Stewart called Carol from the studio and told her what had transpired. Though she was eight months pregnant, she offered to meet him for coffee if he needed to talk. Gary, Carol’s husband, knew about Carol’s previous relationship with Stewart and wasn’t jealous of the friendship that remained between the two. Carol and Gary had even agreed to ask Stewart to be the godfather of their son and the child expected within the month, despite the fact that Stewart was neither Catholic nor a member of any religious institution.
“I thought that we were happy together,” said Stewart, as he and Carol split a bagel and had coffee at Frank’s Coffee Shop the following afternoon. “It seemed to come out of nowhere... almost like it did when you told me you were seeing someone.” Carol wasn’t sure how to respond, since she had made a similar decision nearly five years earlier.
“I’m not sure I’m the appropriate person to advise you,” said Carol. “You seem to be able to fall in love with a lot of people, and assume you’re compatible with them. Louise may have been looking for love, and you were willing to provide it for her, but it seems she never got over the married man.”
“From what I gather, he’s a wealthy guy,” said Stewart. “She told me this morning that I could keep the house, as if she was dismissing me, or firing me from my job.”
“Did you really love her, Stewart?”
“I thought I did. It wasn’t the same as with you, but it was always good.”

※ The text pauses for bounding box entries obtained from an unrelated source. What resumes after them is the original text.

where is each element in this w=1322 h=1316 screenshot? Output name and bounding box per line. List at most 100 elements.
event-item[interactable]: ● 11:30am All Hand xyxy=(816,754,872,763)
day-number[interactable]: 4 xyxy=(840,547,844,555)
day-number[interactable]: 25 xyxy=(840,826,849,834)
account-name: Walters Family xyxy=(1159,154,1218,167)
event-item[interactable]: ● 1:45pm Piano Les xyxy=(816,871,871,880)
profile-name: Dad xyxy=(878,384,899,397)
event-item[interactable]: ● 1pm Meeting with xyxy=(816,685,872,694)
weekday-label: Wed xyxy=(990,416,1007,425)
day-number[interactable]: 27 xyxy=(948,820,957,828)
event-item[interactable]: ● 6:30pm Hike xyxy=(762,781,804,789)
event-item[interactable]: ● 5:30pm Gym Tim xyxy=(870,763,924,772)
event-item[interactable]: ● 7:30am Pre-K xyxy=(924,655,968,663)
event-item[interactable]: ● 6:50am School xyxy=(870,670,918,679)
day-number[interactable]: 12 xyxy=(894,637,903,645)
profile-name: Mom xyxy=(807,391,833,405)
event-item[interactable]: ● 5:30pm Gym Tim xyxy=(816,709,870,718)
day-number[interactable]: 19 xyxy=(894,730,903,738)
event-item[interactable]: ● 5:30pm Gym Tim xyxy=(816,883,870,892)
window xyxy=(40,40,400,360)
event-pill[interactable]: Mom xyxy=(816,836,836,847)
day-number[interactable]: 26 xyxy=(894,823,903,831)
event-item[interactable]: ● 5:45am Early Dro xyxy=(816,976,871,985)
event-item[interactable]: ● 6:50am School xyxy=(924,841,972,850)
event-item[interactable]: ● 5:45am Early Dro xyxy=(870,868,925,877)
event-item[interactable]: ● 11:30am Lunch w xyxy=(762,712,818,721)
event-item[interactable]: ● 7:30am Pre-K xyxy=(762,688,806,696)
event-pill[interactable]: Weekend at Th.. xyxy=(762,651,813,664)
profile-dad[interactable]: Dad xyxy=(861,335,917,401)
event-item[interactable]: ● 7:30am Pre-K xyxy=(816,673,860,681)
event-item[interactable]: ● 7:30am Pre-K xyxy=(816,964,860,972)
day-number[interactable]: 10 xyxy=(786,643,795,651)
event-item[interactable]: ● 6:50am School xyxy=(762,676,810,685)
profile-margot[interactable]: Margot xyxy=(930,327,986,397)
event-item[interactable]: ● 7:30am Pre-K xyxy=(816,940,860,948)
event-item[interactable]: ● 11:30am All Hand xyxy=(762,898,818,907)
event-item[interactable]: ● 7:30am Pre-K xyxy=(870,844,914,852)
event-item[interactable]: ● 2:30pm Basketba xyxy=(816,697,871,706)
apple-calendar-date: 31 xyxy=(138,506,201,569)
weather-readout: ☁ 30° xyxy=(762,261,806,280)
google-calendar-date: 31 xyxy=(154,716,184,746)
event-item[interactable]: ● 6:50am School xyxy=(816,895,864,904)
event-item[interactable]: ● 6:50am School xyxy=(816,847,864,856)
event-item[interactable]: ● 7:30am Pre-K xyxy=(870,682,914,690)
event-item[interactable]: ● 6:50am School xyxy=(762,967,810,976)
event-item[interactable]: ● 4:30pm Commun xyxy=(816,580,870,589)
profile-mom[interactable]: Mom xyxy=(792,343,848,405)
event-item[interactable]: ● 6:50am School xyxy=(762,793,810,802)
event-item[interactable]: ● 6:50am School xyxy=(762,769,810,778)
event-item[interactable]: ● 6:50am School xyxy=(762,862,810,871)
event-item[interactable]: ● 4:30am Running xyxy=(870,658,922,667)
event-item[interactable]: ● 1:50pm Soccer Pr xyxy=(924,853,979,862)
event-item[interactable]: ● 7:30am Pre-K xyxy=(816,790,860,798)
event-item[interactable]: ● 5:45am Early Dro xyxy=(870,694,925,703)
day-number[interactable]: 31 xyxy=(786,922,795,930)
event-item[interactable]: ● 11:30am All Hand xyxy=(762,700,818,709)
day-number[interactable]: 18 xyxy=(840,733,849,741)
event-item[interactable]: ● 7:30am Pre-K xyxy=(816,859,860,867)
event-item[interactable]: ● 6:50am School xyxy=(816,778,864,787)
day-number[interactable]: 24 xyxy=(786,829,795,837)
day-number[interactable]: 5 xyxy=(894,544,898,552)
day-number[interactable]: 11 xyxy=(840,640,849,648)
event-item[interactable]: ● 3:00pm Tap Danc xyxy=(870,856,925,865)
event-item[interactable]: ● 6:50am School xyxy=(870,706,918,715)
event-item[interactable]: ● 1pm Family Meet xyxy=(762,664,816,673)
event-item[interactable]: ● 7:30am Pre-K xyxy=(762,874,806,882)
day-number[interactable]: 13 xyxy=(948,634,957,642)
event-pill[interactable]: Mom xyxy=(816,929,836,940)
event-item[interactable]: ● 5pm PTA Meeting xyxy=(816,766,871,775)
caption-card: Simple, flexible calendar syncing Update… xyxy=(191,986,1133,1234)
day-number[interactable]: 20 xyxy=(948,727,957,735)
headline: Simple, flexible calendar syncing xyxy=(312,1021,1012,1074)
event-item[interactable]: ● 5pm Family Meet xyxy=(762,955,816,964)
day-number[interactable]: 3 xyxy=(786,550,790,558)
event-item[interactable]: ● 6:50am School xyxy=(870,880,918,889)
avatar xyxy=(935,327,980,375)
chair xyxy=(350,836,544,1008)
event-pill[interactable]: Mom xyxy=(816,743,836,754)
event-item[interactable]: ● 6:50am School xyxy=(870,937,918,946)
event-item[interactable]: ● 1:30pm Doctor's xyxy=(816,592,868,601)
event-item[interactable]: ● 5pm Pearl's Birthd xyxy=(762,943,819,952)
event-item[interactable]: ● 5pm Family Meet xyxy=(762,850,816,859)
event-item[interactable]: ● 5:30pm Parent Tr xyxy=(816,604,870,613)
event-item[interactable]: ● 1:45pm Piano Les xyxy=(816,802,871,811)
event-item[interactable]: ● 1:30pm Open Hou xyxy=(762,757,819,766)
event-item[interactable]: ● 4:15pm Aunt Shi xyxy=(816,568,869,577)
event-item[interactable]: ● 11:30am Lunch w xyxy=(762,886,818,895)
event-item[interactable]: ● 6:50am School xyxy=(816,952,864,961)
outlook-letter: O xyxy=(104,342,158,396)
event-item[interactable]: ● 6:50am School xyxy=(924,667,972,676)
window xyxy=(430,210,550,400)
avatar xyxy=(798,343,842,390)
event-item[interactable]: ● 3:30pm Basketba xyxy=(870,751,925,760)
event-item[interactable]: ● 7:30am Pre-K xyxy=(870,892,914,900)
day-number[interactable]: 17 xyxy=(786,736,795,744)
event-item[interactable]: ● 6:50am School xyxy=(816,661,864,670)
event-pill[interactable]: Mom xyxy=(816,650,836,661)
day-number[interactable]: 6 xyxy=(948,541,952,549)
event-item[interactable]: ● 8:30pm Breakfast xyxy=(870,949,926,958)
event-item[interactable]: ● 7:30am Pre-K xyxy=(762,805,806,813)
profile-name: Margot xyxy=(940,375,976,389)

“Could the problem have been partially because you didn’t love her enough? I often wondered whether you cared for me, Stewart, especially when you gave up so easily after I told you I was seeing someone.”
“I couldn’t force you to love me.”
“No, but if you would have tried harder, the outcome may have been different.
“At the time, I think you loved your career more than you loved me.”
“I knew I’d never keep you if I didn’t make something of myself,” answered Stewart.
“And you’ve done that...in record time. Haven’t you?”
Stewart remained silent and thought back to how tortured he was by his loss of Carol, but also how he immediately dove back into his work to keep moving forward.
“How should I handle this... situation?” asked Stewart.
“I think you should first evaluate how much you really care that she wants to leave. If you do... let her know that you don’t want to lose her, and ask if there’s anything you can do to change her mind. If you don’t really want to stay with her, be as accommodating to her needs as you can be, and keep as much stuff and money as she’s willing to let you hold onto. Then wait for the right girl to come along.”
“Despite what you may think, Carol, I believe the right girl is with me right now, even if she isn’t my girl.”